HIGHSMITH, Patricia

(1921 - 1995)
“I can easily bear cold, loneliness, hunger and toothache, but I cannot bear noise, heat, interruptions, or other people”

Mary Patricia Highsmith was an American novelist. In her lifetime, she wrote twenty-two novels and a substaintial amount of short stories, becoming especially well known for her psychological thrillers. She was described by Graham Greene as “the poet of apprehension”.

She was born in Texas, moving to New York in 1927. Highsmith’s grandmother taught her to read at an early age and she used her grandmother’s library with great eagerness. She graduated from Barnard College in 1942 where she studied English composition, playwriting and short story prose.

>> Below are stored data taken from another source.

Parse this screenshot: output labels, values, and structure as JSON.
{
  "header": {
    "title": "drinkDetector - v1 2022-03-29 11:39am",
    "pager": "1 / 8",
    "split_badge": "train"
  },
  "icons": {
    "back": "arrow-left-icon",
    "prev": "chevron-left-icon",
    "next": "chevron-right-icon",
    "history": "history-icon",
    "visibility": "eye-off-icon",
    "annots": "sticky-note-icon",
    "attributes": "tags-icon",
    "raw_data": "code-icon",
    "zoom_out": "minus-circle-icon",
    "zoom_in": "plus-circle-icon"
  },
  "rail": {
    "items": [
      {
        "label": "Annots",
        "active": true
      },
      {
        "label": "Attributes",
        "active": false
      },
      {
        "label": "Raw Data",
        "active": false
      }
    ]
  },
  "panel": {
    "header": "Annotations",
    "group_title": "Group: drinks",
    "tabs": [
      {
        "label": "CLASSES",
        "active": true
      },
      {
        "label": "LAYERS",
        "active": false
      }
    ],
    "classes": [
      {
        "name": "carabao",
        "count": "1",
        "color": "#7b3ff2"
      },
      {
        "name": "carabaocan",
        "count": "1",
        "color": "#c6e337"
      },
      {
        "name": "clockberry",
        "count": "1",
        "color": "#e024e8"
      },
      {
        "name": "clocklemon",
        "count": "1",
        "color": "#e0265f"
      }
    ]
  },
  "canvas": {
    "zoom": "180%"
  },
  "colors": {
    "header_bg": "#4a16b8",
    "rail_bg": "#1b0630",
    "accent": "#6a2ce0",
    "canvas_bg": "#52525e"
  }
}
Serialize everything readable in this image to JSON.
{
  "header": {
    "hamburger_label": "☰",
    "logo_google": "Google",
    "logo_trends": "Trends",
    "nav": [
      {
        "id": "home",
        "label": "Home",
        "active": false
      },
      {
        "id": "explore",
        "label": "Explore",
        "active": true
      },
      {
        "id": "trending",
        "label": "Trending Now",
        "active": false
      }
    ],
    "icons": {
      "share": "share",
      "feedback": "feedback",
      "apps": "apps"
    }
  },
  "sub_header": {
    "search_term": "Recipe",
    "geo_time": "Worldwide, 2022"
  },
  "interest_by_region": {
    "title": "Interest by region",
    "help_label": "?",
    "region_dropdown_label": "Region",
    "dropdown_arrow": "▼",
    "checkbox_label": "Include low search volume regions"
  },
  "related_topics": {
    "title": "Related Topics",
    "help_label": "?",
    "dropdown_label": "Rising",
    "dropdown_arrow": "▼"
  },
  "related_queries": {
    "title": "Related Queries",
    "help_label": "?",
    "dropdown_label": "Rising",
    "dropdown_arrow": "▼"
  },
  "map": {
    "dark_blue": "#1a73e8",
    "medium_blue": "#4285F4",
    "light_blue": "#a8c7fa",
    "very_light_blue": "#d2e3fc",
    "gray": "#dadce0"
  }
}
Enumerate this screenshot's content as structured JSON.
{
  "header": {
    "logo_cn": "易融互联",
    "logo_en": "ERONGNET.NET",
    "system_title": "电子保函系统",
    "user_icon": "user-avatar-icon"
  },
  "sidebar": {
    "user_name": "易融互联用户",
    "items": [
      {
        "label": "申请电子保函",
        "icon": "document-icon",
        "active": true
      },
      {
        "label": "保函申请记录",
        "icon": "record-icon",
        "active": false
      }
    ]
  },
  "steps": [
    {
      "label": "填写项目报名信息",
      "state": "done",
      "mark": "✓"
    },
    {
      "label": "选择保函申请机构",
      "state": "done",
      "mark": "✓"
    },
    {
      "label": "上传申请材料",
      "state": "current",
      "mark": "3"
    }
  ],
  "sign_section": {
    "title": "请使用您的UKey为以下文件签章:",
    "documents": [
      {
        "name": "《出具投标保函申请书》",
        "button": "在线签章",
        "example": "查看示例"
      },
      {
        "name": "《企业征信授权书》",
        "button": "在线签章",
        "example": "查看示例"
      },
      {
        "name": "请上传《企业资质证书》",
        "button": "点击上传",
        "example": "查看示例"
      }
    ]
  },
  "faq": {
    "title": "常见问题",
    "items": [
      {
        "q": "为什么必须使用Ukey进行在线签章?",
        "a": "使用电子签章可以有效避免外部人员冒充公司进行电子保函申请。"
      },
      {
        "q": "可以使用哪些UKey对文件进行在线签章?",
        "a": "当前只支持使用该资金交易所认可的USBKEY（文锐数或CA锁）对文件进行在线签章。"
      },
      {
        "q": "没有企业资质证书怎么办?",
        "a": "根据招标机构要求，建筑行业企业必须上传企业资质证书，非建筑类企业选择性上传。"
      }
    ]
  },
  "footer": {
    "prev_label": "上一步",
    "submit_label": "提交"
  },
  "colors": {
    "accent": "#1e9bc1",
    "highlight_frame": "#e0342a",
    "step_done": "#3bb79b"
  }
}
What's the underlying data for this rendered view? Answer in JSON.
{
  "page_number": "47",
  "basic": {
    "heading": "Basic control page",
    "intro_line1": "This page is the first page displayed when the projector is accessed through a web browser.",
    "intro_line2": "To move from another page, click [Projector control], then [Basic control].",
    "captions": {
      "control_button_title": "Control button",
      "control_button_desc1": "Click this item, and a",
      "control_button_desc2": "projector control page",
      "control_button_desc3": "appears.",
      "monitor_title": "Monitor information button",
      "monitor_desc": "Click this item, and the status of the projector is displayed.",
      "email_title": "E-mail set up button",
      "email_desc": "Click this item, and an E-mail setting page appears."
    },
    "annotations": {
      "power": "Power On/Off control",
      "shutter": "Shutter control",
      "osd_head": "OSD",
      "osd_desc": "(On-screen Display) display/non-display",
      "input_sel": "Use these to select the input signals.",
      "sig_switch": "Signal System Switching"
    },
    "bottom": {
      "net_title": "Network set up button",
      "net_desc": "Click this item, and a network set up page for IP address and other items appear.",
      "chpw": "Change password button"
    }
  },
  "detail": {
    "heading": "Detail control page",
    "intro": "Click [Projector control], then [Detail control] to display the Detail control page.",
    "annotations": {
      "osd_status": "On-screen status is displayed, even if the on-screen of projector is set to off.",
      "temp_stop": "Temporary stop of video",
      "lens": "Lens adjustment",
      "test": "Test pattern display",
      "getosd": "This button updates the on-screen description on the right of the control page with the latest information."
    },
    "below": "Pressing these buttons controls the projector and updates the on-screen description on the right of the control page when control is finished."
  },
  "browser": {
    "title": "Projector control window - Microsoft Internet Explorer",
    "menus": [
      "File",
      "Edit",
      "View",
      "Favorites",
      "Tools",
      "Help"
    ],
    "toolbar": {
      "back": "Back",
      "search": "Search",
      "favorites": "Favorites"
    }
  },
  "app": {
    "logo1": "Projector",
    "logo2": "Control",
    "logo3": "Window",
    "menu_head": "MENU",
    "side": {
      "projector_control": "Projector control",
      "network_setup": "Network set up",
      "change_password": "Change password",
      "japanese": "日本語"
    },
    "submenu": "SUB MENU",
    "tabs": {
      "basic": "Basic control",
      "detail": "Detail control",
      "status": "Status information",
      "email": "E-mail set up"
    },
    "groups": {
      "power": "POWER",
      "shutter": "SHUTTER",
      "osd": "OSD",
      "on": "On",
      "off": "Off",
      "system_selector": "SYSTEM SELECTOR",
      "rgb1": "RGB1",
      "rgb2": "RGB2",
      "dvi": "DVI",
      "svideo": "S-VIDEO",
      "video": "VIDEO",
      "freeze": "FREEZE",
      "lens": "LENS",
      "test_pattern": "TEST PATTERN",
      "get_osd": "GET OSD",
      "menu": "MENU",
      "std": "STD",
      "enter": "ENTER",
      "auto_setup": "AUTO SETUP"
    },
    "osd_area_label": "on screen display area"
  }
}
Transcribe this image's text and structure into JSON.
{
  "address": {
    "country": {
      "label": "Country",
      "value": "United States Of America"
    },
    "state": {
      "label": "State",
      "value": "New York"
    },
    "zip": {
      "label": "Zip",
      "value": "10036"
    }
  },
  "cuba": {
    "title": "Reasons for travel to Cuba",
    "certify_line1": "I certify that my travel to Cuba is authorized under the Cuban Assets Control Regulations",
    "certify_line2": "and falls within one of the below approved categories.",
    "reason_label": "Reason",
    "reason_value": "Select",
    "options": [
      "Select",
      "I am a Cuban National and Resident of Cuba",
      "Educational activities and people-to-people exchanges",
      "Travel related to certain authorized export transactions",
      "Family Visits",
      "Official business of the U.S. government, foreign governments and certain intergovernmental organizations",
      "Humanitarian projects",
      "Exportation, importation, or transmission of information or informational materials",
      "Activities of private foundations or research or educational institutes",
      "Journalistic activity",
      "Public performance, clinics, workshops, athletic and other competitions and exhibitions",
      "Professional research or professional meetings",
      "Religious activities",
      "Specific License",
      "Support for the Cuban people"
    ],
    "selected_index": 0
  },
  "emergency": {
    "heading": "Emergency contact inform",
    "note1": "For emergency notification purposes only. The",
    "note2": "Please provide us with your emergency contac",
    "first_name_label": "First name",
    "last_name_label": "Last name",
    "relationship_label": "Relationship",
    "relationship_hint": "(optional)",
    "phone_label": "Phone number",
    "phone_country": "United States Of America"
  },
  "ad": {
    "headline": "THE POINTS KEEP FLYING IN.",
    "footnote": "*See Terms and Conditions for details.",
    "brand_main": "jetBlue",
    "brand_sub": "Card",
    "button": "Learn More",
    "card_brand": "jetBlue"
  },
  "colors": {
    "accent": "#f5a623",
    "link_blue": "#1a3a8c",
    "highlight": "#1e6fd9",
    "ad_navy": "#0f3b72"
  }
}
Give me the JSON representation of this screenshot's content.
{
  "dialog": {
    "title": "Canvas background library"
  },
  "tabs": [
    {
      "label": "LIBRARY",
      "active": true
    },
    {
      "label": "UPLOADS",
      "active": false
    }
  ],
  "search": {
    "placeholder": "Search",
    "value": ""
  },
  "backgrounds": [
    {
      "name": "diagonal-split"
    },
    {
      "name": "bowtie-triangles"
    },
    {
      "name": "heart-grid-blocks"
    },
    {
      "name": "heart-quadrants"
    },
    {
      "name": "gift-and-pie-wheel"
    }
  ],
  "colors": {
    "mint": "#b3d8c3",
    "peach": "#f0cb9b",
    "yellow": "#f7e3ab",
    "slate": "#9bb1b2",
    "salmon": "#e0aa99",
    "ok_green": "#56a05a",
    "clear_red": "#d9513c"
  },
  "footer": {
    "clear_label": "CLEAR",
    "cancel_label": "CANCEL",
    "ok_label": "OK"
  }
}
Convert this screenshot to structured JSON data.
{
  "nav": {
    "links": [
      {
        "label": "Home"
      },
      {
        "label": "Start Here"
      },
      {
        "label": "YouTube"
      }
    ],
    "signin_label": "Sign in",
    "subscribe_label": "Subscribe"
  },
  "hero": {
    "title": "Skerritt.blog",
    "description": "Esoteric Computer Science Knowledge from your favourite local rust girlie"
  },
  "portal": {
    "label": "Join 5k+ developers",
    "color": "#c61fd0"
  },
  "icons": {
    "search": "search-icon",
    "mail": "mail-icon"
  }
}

Her difficult relationship with her mother followed her, as did her cycles of bad mental health despite her literary success. The difficult relationship was fictionalized in The Terrapin but was reportedly never resolved. Her first novel, Strangers on a Train, was published in 1950 to great success and was adapted into a film by the legendary Alfred Hitchcock. Highsmith also wrote a groundbreaking novel under the pseudonym Claire Morgan in 1952. The Price of Salt is often credited as one of the first ‘lesbian novels’ to have a happy ending. It was republished thirty-eight years later under her real name with the title of Carol, in reference to the narrator’s love interest.